Professor Hugh Chignell of Bournemouth University offers some background to this work:
‘I love the beautiful women who do the operas, and how they sing’ (Spoonface in Spoonface Steinberg)
Spoonface Steinberg is one of the most well-known and acclaimed radio dramas of recent years. The scriptwriter Lee Hall (Billy Elliot, War Horse) is a highly successful multi-media writer with an interest in radio, the stage and film. The director Kate Rowland created the BBC Writersroom in the year following the 1997 broadcast of Spoonface.
The drama consists of a narrative spoken by a seven-year-old girl who is described in the sleeve notes for the BBC Radio Collection audiocassette as being:
Jewish, autistic, very bright – and terminally ill with cancer. Her doctor introduces her to opera and she becomes fascinated with the music and the divas who have glorious stage deaths. As she tried to come to terms with the meaning of life and death the big question for Spoonface is, does nothing exist?
Themes addressed include terminal illness, a child’s view of parental separation and the holocaust. To add yet more power to the drama we hear Maria Callas’s performance of ‘Vissi d’arte’ from Puccini’s Tosca.
Spoonface Steinberg became something of an artistic phenomenon: almost immediately repeated on Radio Four, it was then sold very successfully as an audiocassette. The script was published in a radio drama collection and Spoonface Steinberg transferred successfully to the stage and, to date, there have been at least five different stage productions as well as a television adaptation in 1998.
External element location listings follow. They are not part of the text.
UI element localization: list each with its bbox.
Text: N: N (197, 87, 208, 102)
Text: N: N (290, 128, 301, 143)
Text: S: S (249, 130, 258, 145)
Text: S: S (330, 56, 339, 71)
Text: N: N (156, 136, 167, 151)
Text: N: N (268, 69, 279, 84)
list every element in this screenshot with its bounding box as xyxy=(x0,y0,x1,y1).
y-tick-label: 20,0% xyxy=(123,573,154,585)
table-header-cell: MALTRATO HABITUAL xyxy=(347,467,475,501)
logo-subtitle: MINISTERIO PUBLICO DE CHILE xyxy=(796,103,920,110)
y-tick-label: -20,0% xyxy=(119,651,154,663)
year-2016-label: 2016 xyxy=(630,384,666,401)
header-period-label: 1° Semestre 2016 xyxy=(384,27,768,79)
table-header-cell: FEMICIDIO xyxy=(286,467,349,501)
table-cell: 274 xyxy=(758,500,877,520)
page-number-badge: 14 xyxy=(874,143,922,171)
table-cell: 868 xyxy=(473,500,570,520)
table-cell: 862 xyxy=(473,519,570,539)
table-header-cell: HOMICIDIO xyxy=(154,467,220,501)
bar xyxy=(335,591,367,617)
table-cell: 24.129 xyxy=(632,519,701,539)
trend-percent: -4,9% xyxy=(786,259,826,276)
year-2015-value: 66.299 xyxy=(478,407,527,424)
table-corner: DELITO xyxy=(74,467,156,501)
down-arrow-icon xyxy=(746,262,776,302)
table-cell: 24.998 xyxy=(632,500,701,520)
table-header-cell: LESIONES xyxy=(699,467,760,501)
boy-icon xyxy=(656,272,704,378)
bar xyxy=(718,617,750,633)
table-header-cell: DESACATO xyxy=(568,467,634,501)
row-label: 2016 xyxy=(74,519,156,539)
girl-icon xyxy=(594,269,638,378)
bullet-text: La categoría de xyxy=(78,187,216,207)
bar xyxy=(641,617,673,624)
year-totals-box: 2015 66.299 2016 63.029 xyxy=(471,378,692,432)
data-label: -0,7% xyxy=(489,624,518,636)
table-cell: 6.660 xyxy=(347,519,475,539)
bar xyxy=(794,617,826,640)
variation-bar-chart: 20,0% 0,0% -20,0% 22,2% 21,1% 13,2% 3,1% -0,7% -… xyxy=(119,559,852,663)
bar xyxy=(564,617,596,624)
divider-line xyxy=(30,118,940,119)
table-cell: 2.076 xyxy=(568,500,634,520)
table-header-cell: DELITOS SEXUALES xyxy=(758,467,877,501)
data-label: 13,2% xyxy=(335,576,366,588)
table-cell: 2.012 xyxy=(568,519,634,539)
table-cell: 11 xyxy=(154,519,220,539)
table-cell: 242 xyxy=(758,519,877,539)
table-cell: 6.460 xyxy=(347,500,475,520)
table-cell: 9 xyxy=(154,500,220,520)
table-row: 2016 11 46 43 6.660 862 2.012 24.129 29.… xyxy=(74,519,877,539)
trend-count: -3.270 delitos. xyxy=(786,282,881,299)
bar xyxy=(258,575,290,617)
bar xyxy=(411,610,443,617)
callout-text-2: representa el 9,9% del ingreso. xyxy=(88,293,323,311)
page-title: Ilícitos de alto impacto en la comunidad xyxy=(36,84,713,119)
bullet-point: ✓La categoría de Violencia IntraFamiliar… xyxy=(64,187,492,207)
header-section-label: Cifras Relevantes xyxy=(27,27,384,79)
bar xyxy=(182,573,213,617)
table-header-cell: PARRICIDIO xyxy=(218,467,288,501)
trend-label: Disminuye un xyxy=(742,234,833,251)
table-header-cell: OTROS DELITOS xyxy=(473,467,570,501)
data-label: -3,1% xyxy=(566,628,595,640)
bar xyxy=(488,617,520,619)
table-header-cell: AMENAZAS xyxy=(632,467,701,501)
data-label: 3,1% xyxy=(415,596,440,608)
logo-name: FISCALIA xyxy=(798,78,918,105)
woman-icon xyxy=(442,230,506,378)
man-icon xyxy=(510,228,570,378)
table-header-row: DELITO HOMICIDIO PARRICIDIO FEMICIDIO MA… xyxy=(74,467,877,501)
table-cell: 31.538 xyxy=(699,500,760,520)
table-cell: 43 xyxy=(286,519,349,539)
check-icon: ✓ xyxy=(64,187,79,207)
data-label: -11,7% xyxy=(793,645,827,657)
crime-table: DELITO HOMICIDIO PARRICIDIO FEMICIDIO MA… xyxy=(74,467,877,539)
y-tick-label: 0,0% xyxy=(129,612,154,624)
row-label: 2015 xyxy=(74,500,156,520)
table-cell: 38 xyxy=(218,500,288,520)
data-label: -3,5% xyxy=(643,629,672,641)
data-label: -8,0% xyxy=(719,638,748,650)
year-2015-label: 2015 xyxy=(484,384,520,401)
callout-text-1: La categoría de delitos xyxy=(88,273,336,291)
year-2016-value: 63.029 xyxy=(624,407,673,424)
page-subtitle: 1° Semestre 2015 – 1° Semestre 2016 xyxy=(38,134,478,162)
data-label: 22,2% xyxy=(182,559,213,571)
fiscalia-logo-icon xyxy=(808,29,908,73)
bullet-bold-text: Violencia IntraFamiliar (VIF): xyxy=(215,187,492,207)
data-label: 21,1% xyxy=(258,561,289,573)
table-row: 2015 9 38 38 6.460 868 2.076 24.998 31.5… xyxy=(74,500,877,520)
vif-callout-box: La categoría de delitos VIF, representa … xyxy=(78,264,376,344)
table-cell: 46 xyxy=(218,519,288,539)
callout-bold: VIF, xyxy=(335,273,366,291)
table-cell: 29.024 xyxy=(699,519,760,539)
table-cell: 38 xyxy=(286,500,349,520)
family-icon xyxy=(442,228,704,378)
Despite the great acclaim for this programme, Spoonface Steinberg has the potential to divide audience opinion. In the public discussion to follow this last listening event in the series, it will be interesting to see what our audience thinks of Lee Hall’s representation of a dying child. Comparisons can be drawn with our first listening event, Beckett’s All That Fall, as both works combine dark themes with humour and both make use of classical music. Similarly obvious similarities exist with Walk Right by Me – both monologues, both explorations of our central themes of inner voices and inner worlds.